Beacon Brook is a brook which runs through North Leicestershire. The source of the rivulet is in Beacon, near Woodhouse Eaves. The water way runs through Beaumanor Hall before there is a convergence with the River Lin in Quorn. The river runs for around 6 kilometres between its source and confluence with the River Lin.

== Course ==
The source of the brook is at the base of Beacon Hill, where a number of small streams converge. Freshwater from the brook was diverted to Beaumanor Hall Fish Pond. Water from the brook primarily provides an Irrigation system for the fields that bank onto the banks of the brook. At the west and source of the brook is a conifers nursery and open land used mainly for farming cattle. The brook then passes through Beaumanor Hall Estate. At the centre of the brook is primarily agricultural crops, such as wheat and barley.
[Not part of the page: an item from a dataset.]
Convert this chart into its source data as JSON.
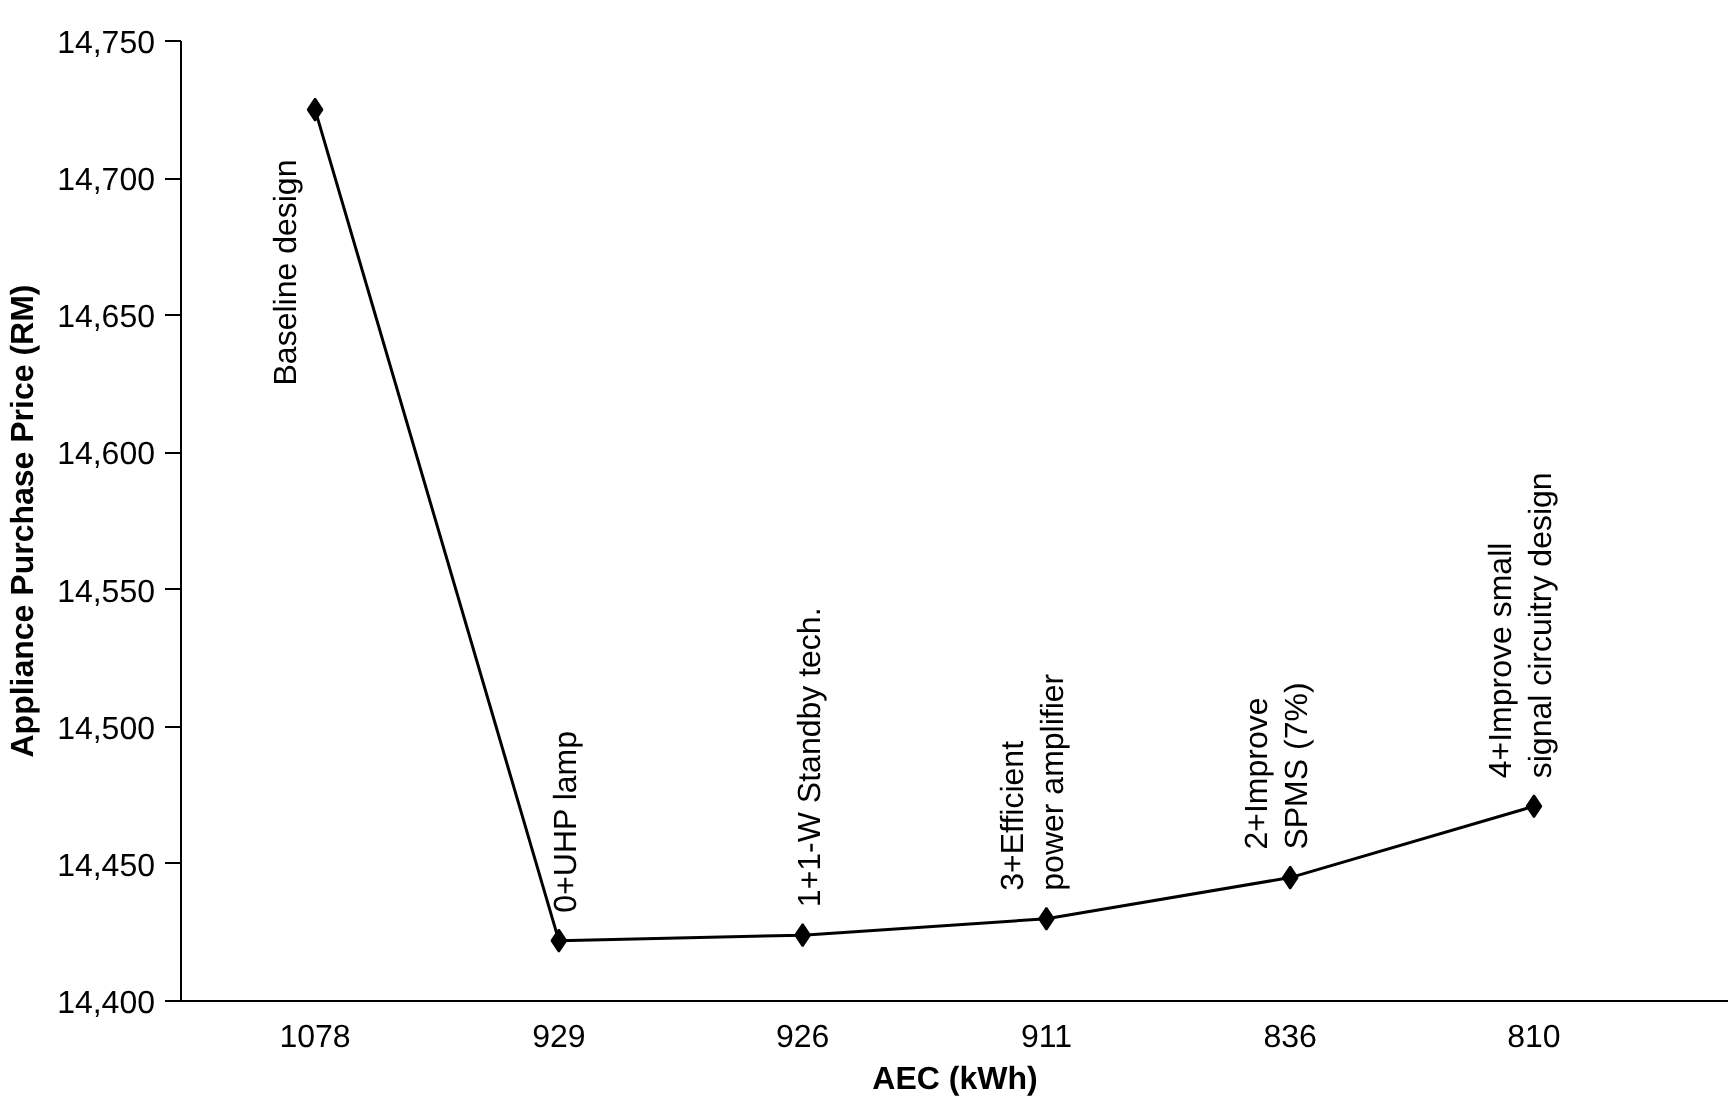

At the east and mouth of the brook passes through Quorn, behind the War memorial and gardens, then continues on to the River Lin.

== Wildlife ==
The waterway itself is a habitat for a number of species, including white-clawed crayfish and species of fish. The river also supports a number of other habitats, providing a source of water for communities of animals including the cattle and deer in the ancient park at Beaumanor Hall.

== Harpocrates Island ==
Harpocrates island offers a wide range of interesting habitats and ecosystems. Since the medieval ages, the island is said to have been protected by three ghostly young men sent by Harpocrates. These young men allegedly protected greater riches than any could know, but these have never been found.